Beko's UV cleaning cabinet
Beko's UV cleaning cabinet looks very much like a microwave

Hakan Bulgurlu, chief executive of Arcelik, Beko's owner, says: "It has been a very difficult year [for everyone]. The products have been tailored to help consumers achieve professional levels of hygiene at home, and protect them from infections and diseases."

US business Healthe also makes a small box that uses UV light to clean mobile phones and wallets, and it is now producing a "UV wand" for plane maker Boeing.

The wand, a 2ft-long (60cm) strip of lights, which comes attached to a base unit that resembles a carry-on suitcase, is said to be able to sanitise a flight deck in less than 15 minutes.

It projects a different type of ultraviolent light called "far-UV" which can kill viruses, but unlike UV-C cannot damage human eyes or skin. "Far-UVC light kills microbes, but is harmless to humans," says Dr Alex Berezow, a microbiologist at the American Council on Science and Health.

A worker using Boeing's 'UV wand'
The UV wand used by Boeing is said to work quickly

Back in South Korea, Kyeong Yeon and Yoo Cheol are looking to take on more staff to keep up with demand at their factory 20km (12 miles) south of the capital Seoul.

"When things were especially difficult, we would drink beer by the Han River in Seoul to console each other.
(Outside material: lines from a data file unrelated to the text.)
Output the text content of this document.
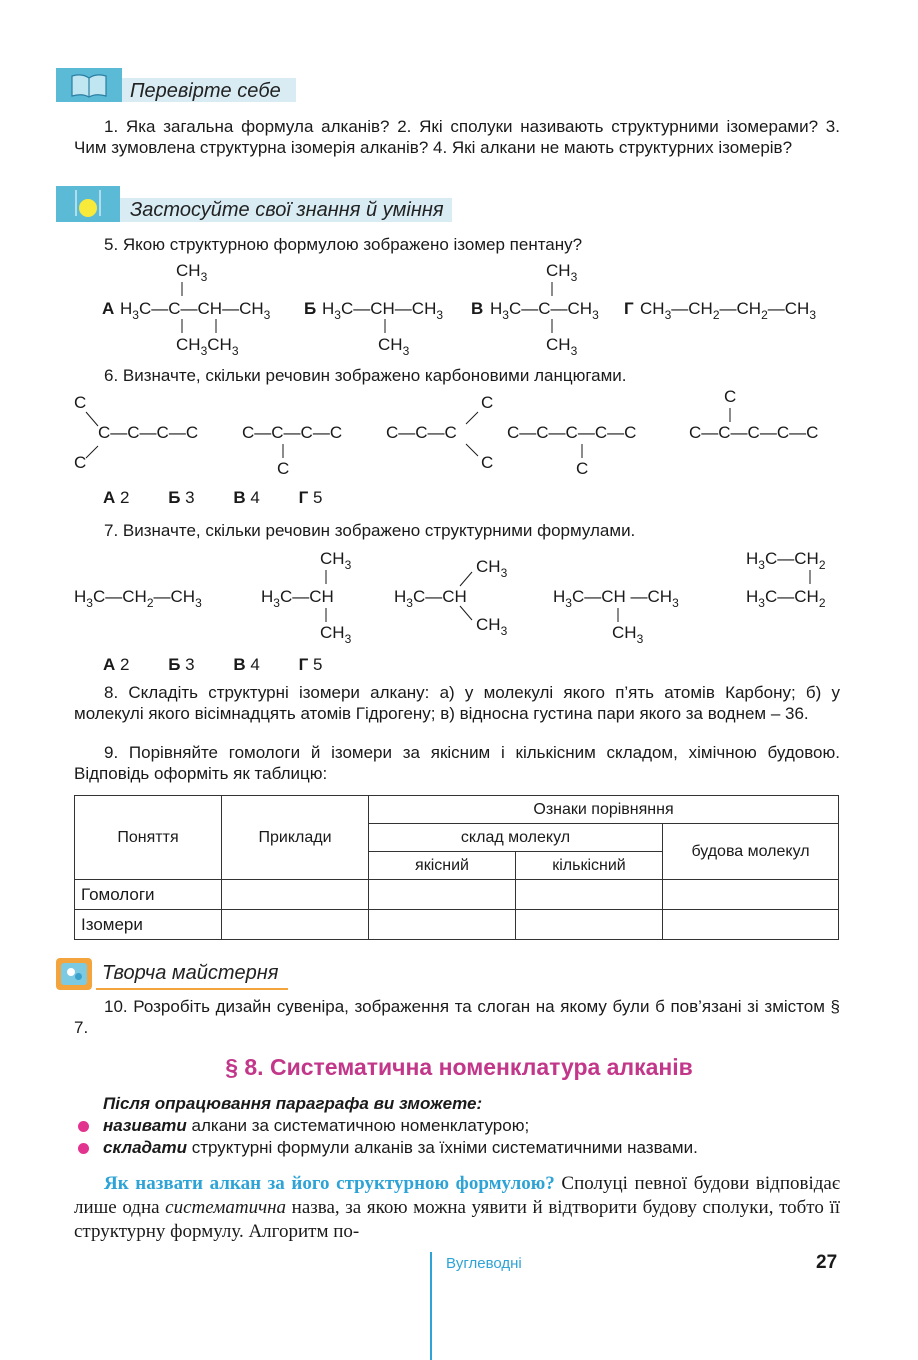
Перевірте себе
1. Яка загальна формула алканів? 2. Які сполуки називають структурними ізомерами? 3. Чим зумовлена структурна ізомерія алканів? 4. Які алкани не мають структурних ізомерів?
Застосуйте свої знання й уміння
5. Якою структурною формулою зображено ізомер пентану?
А $H_3C—C—CH—CH_3$
$CH_3$
$CH_3CH_3$
Б $H_3C—CH—CH_3$
$CH_3$
В $H_3C—C—CH_3$
$CH_3$
$CH_3$
Г $CH_3—CH_2—CH_2—CH_3$
6. Визначте, скільки речовин зображено карбоновими ланцюгами.
C
C—C—C—C
C
C—C—C—C
C
C—C—C
C
C
C—C—C—C—C
C
C
C—C—C—C—C
А 2 Б 3 В 4 Г 5
7. Визначте, скільки речовин зображено структурними формулами.
$H_3C—CH_2—CH_3$
$CH_3$
$H_3C—CH$
$CH_3$
$CH_3$
$H_3C—CH$
$CH_3$
$H_3C—CH$ $—CH_3$
$CH_3$
$H_3C—CH_2$
$H_3C—CH_2$
А 2 Б 3 В 4 Г 5
8. Складіть структурні ізомери алкану: а) у молекулі якого п’ять атомів Карбону; б) у молекулі якого вісімнадцять атомів Гідрогену; в) відносна густина пари якого за воднем – 36.
9. Порівняйте гомологи й ізомери за якісним і кількісним складом, хімічною будовою. Відповідь оформіть як таблицю:
Поняття	Приклади	Ознаки порівняння		
		склад молекул		будова молекул
		якісний	кількісний	
Гомологи				
Ізомери				
Творча майстерня
10. Розробіть дизайн сувеніра, зображення та слоган на якому були б пов’язані зі змістом § 7.
§ 8. Систематична номенклатура алканів
Після опрацювання параграфа ви зможете:
називати алкани за систематичною номенклатурою;
складати структурні формули алканів за їхніми систематичними назвами.
Як назвати алкан за його структурною формулою? Сполуці певної будови відповідає лише одна систематична назва, за якою можна уявити й відтворити будову сполуки, тобто її структурну формулу. Алгоритм по-
Вуглеводні	27
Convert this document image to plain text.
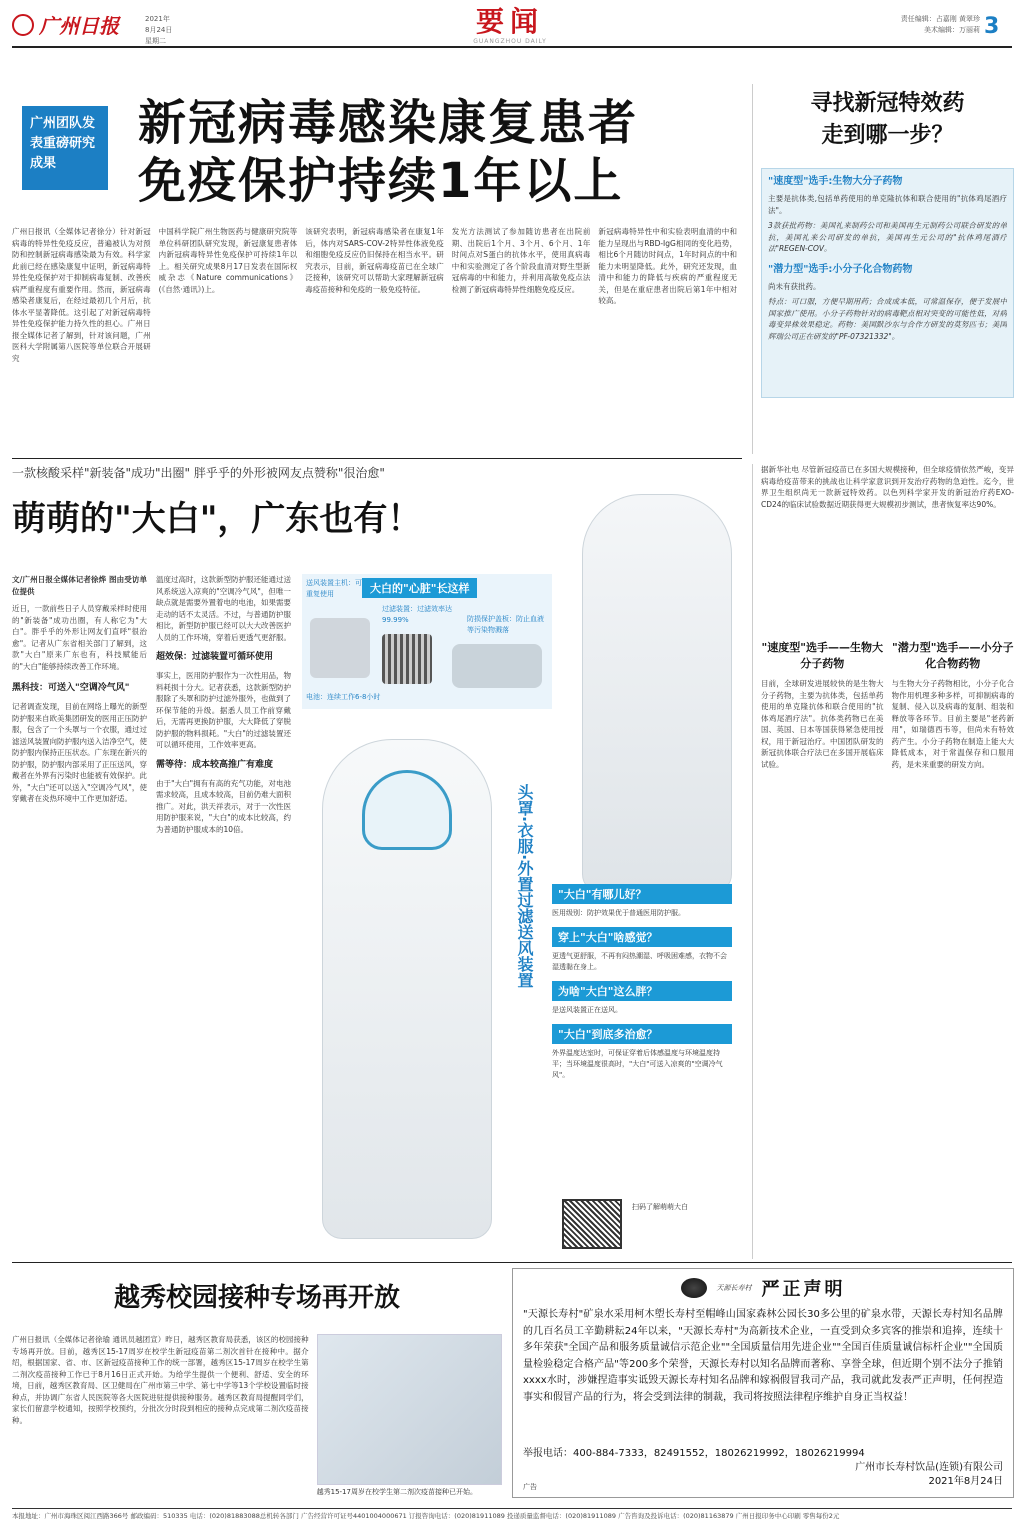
广州日报	2021年
8月24日
星期二
要闻
GUANGZHOU DAILY
责任编辑：占嘉刚 黄翠珍
美术编辑：万丽莉 3
广州团队发表重磅研究成果
新冠病毒感染康复患者
免疫保护持续1年以上
广州日报讯（全媒体记者徐分）针对新冠病毒的特异性免疫反应，普遍被认为对预防和控制新冠病毒感染最为有效。科学家此前已经在感染康复中证明，新冠病毒特异性免疫保护对于抑制病毒复制、改善疾病严重程度有重要作用。然而，新冠病毒感染者康复后，在经过最初几个月后，抗体水平显著降低。这引起了对新冠病毒特异性免疫保护能力持久性的担心。广州日报全媒体记者了解到，针对该问题，广州医科大学附属第八医院等单位联合开展研究
中国科学院广州生物医药与健康研究院等单位科研团队研究发现，新冠康复患者体内新冠病毒特异性免疫保护可持续1年以上。相关研究成果8月17日发表在国际权威杂志《Nature communications》(《自然·通讯》)上。
该研究表明，新冠病毒感染者在康复1年后，体内对SARS-COV-2特异性体液免疫和细胞免疫反应仍旧保持在相当水平。研究表示，目前，新冠病毒疫苗已在全球广泛接种，该研究可以帮助大家理解新冠病毒疫苗接种和免疫的一般免疫特征。
发光方法测试了参加随访患者在出院前期、出院后1个月、3个月、6个月、1年时间点对S蛋白的抗体水平，使用真病毒中和实验测定了各个阶段血清对野生型新冠病毒的中和能力，并利用高敏免疫点法检测了新冠病毒特异性细胞免疫反应。
新冠病毒特异性中和实验表明血清的中和能力呈现出与RBD-IgG相同的变化趋势，相比6个月随访时间点，1年时间点的中和能力未明显降低。此外，研究还发现，血清中和能力的降低与疾病的严重程度无关，但是在重症患者出院后第1年中相对较高。
寻找新冠特效药
走到哪一步？
"速度型"选手:生物大分子药物
主要是抗体类,包括单药使用的单克隆抗体和联合使用的"抗体鸡尾酒疗法"。
3款获批药物：美国礼来制药公司和美国再生元制药公司联合研发的单抗，美国礼来公司研发的单抗，美国再生元公司的"抗体鸡尾酒疗法"REGEN-COV。
"潜力型"选手:小分子化合物药物
尚未有获批药。
特点：可口服，方便早期用药；合成成本低，可常温保存，便于发展中国家推广使用。小分子药物针对的病毒靶点相对突变的可能性低，对病毒变异株效果稳定。药物：美国默沙东与合作方研发的莫努匹韦；美国辉瑞公司正在研发的"PF-07321332"。
一款核酸采样"新装备"成功"出圈" 胖乎乎的外形被网友点赞称"很治愈"
萌萌的"大白"，广东也有！
文/广州日报全媒体记者徐烨 图由受访单位提供
近日，一款前些日子人员穿戴采样时使用的"新装备"成功出圈，有人称它为"大白"。胖乎乎的外形让网友们直呼"很治愈"。记者从广东省相关部门了解到，这款"大白"原来广东也有，科技赋能后的"大白"能够持续改善工作环境。
黑科技：可送入"空调冷气风"
记者调查发现，目前在网络上曝光的新型防护服来自欧美集团研发的医用正压防护服，包含了一个头罩与一个衣服，通过过滤送风装置向防护服内送入洁净空气，使防护服内保持正压状态。广东现在新兴的防护服，防护服内部采用了正压送风，穿戴者在外界有污染时也能被有效保护。此外，"大白"还可以送入"空调冷气风"，使穿戴者在炎热环境中工作更加舒适。
温度过高时，这款新型防护服还能通过送风系统送入凉爽的"空调冷气风"，但唯一缺点就是需要外置着电的电池，如果需要走动的话不太灵活。不过，与普通防护服相比，新型防护服已经可以大大改善医护人员的工作环境，穿着后更透气更舒服。
超效保：过滤装置可循环使用
事实上，医用防护服作为一次性用品，物料耗损十分大。记者获悉，这款新型防护服除了头罩和防护过滤外服外，也做到了环保节能的升级。据悉人员工作前穿戴后，无需再更换防护服，大大降低了穿脱防护服的物料损耗。"大白"的过滤装置还可以循环使用，工作效率更高。
需等待：成本较高推广有难度
由于"大白"拥有有高的充气功能，对电池需求较高，且成本较高，目前仍难大面积推广。对此，洪天祥表示，对于一次性医用防护服来说，"大白"的成本比较高，约为普通防护服成本的10倍。
大白的"心脏"长这样
送风装置主机：可重复使用
过滤装置：过滤效率达99.99%	防损保护盖板：防止血液等污染物溅落
电池：连续工作6-8小时
头罩·衣服·外置过滤送风装置	"大白"有哪儿好？
医用级别：防护效果优于普通医用防护服。
穿上"大白"啥感觉？
更透气更舒服，不再有闷热潮湿、呼吸困难感，衣物不会湿透黏在身上。
为啥"大白"这么胖？
是送风装置正在送风。
"大白"到底多治愈？
外界温度达室时，可保证穿着后体感温度与环境温度持平；当环境温度很高时，"大白"可送入凉爽的"空调冷气风"。
扫码了解萌萌大白
据新华社电 尽管新冠疫苗已在多国大规模接种，但全球疫情依然严峻，变异病毒给疫苗带来的挑战也让科学家意识到开发治疗药物的急迫性。迄今，世界卫生组织尚无一款新冠特效药。以色列科学家开发的新冠治疗药EXO-CD24的临床试验数据近期获得更大规模初步测试，患者恢复率达90%。
"速度型"选手——生物大分子药物
目前，全球研发进展较快的是生物大分子药物，主要为抗体类，包括单药使用的单克隆抗体和联合使用的"抗体鸡尾酒疗法"。抗体类药物已在美国、英国、日本等国获得紧急使用授权，用于新冠治疗。中国团队研发的新冠抗体联合疗法已在多国开展临床试验。
"潜力型"选手——小分子化合物药物
与生物大分子药物相比，小分子化合物作用机理多种多样，可抑制病毒的复制、侵入以及病毒的复制、组装和释放等各环节。目前主要是"老药新用"，如瑞德西韦等，但尚未有特效药产生。小分子药物在制造上能大大降低成本，对于常温保存和口服用药，是未来重要的研发方向。
越秀校园接种专场再开放
广州日报讯（全媒体记者徐瑜 通讯员越团宣）昨日，越秀区教育局获悉，该区的校园接种专场再开放。目前，越秀区15-17周岁在校学生新冠疫苗第二剂次首针在接种中。据介绍，根据国家、省、市、区新冠疫苗接种工作的统一部署，越秀区15-17周岁在校学生第二剂次疫苗接种工作已于8月16日正式开始。为给学生提供一个便利、舒适、安全的环境，日前，越秀区教育局、区卫健局在广州市第三中学、第七中学等13个学校设置临时接种点，并协调广东省人民医院等各大医院进驻提供接种服务。越秀区教育局提醒同学们，家长们留意学校通知，按照学校预约，分批次分时段到相应的接种点完成第二剂次疫苗接种。
越秀15-17周岁在校学生第二剂次疫苗接种已开始。
天源长寿村 严正声明
"天源长寿村"矿泉水采用柯木塱长寿村至帽峰山国家森林公园长30多公里的矿泉水带，天源长寿村知名品牌的几百名员工辛勤耕耘24年以来，"天源长寿村"为高新技术企业，一直受到众多宾客的推崇和追捧，连续十多年荣获"全国产品和服务质量诚信示范企业""全国质量信用先进企业""全国百佳质量诚信标杆企业""全国质量检验稳定合格产品"等200多个荣誉，天源长寿村以知名品牌而著称、享誉全球，但近期个别不法分子推销xxxx水时，涉嫌捏造事实诋毁天源长寿村知名品牌和嫁祸假冒我司产品，我司就此发表严正声明，任何捏造事实和假冒产品的行为，将会受到法律的制裁，我司将按照法律程序维护自身正当权益！
举报电话：400-884-7333，82491552，18026219992，18026219994
广州市长寿村饮品(连锁)有限公司
2021年8月24日
广告
本报地址：广州市海珠区阅江西路366号 邮政编码：510335 电话：(020)81883088总机转各部门 广告经营许可证号4401004000671 订报咨询电话：(020)81911089 投递质量监督电话：(020)81911089 广告咨询及投诉电话：(020)81163879 广州日报印务中心印刷 零售每份2元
We still do that nowadays but instead to celebrate," says Kyeong Yeon.

"Even after the coronavirus pandemic has ended and our normal lives are resumed, I think many people around the world have been traumatised by this experience and might have fears for future viruses.

"So we think there will be a sustained interest in public health conditions and hygiene, giving our products further room to grow. We will continue to cater to people's demands for a safer world."